Pues bien, el fiscal, teniendo en cuenta la doctrina de este Tribunal sobre la autonomía universitaria y el hecho de que el artículo 7 de los Estatutos de la Universidad de Valencia fuese aceptado por el Gobierno de la Comunidad Autónoma, entiende que el acuerdo que los tribunales ordinarios han anulado se dictó en ejercicio de la autonomía universitaria, debiendo tenerse en cuenta que el mismo se dirigía a reconocer el derecho de los alumnos del primer curso que recibieran la enseñanza en castellano, a seguir clases en la otra lengua oficial de la Comunidad Autónoma y, por tanto, venía a configurar un servicio propio e interno de la Universidad, dirigido a que dichos alumnos castellanoparlantes pudieran seguir las clases impartidas en otra lengua, al ser una disposición interna, la Universidad utilizó el término «catalán», como denominación académica, de acuerdo con lo dispuesto en el artículo 7 de sus estatutos.

QUINTO

La Asociación Cultural y Representativa Alternativa Universitaria también formuló sus alegaciones el 16 junio, solicitando la denegación del amparo interesado por la Universidad de Valencia. Argumenta al efecto que esa institución confunde los derechos constitucionales a la libertad de cátedra y a la autonomía universitaria, pretendiendo difuminar las perfectamente delimitadas fronteras de cada uno de ellos, a la vez que introduce un elemento acientífico como es el presunto carácter académico de los órganos administrativos de la Universidad de Valencia. Los Estatutos de la Universidad de Valencia no recogen en ninguno de sus artículos el carácter científico de ninguno de sus órganos administrativos; aun cuando se atribuyera a los mismos dicho carácter, es evidente que en temas lingüísticos serán los filólogos y académicos lingüistas los verdaderamente autorizados para emitir un criterio al respecto. En cualquier caso, la propia Universidad, al presentar como su primera prueba el Diccionario de la Real Academia Española de la Lengua, se contradice, ya que conforme al mismo, a la lengua de los valencianos se le llama «valenciano».

Pero la cuestión no es ésa. Lo que está en juego no es la autonomía universitaria, sino el principio de jerarquía normativa y el de seguridad jurídica, y la vigencia absoluta o con reservas del artículo 7 del Estatuto de Autonomía de la Comunidad Valenciana y de la Ley de Uso y Enseñanza del Valenciano.
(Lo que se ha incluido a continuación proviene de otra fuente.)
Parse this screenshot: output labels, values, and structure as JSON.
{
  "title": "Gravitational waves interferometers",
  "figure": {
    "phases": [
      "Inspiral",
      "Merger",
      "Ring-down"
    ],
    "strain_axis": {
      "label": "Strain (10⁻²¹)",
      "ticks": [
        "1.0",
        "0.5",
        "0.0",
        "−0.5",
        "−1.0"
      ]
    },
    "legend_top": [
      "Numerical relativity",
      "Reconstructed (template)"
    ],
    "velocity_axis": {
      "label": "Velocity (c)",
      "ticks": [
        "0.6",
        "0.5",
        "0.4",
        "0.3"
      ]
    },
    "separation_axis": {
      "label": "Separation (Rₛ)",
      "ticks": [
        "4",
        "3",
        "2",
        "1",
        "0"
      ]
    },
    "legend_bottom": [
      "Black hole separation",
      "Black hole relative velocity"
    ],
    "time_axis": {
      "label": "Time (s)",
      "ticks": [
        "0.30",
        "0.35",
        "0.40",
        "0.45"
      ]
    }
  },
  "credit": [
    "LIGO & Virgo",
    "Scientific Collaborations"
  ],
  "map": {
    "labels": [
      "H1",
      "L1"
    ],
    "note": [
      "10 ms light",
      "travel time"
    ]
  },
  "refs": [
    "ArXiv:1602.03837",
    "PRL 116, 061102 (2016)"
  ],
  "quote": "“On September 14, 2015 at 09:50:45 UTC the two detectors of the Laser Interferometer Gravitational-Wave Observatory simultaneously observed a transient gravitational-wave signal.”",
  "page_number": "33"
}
Nos encontramos en la tesitura de si los órganos de administración de la Universidad, envueltos en el elástico y socorrido embalaje de su pretendido cientifismo o academicismo, pueden enmendar las normas constitucionales que son el reflejo de cientos de años de historia que han fraguado el acuerdo unánime de los legisladores que dieron a los valencianos su Estatuto de autonomía. Esgrime la Universidad que su decisión no viola los preceptos del Estatuto de autonomía, por cuanto que en sus Estatutos universitarios se proclama con carácter previo la oficialidad en la universidad de las lenguas oficiales en la Comunidad Valenciana, para inmediatamente proclamar que en la universidad la denominación «académica» de la lengua autóctona será la de catalán. Autorizar a la Universidad a hacer esa denominación es permitir que quede zafada del cumplimiento de un mandato popular elevado a la categoría jurídica por el acuerdo unánime del pueblo valenciano. La autonomía universitaria no autoriza a adoptar acuerdos contra la ley.

SEXTO

En providencia de 17 abril 1997, se señaló para deliberación y votación de la presente sentencia el día 21 del mismo mes y año.

FUNDAMENTOS DE DERECHO

PRIMERO

La Junta de Gobierno de la Universidad de Valencia, en sesión de 20 julio 1986, acordó que en su ámbito académico la enseñanza se impartiera en «cualquiera de las dos lenguas oficiales de la Comunidad Valenciana» —apartado a—, recomendando la creación de grupos en los que la docencia se prestaría en castellano en los primeros cursos de aquellos centros y facultades donde estuviese generalizado el uso del «valenciano» —apartado b—, si bien la Universidad ofrecería a quienes así lo desearen las clases de catalán necesarias para que en un futuro inmediato adquirieran la capacidad adecuada para seguir con facilidad las clases impartidas en catalán —apartado c—.

Es esta última palabra del inciso el origen de la controversia que apura en sede constitucional una etapa más, inciso que, por lo demás, encuentra cobertura en los propios Estatutos de la Universidad de Valencia, donde se dice que en ella serán lenguas oficiales las reconocidas como tales en el Estatuto de autonomía de la Comunidad Valenciana (art. 6), siendo su lengua propia la propia de dicha Comunidad (art. 7, inciso 1) para considerar luego como sinónimas en la vida universitaria, y solo en ella, las expresiones «lengua catalana», y «la recogida en el Estatuto de autonomía valenciano», esto es, el «valenciano». A su vez las sentencias a las cuales se imputa haber vulnerado la autonomía de la Universidad de Valencia ex artículo 27.10 CE han anulado el sobredicho inciso por su referencia al «catalán», que, a juicio de quienes son sus autores, infringe tanto aquel Estatuto (art. 7) como la Ley de las Cortes Valencianas de 23 noviembre 1983, sobre Uso y Enseñanza del Valenciano (art. 2.5, 7.1 y 7.2), donde se llama así a su lengua propia.

SEGUNDO

La cuestión que se somete a nuestra consideración es, pues, clara y precisa. Se trata, en definitiva, de averiguar si vulneran la autonomía universitaria, consagrada como derecho fundamental en el artículo 27.10 CE (STC 26/1987), aquellas decisiones judiciales que prohíben a la Universidad de Valencia dar el nombre de catalán a su lengua propia, por serlo de la Comunidad Valenciana, como sinónimo de valenciano. Nuestra respuesta no puede, en consecuencia, eludir el dato de que la autorización de su Junta de Gobierno para utilizar indistintamente esas dos denominaciones para un mismo idioma, encuentra cobertura en los Estatutos de dicha Universidad.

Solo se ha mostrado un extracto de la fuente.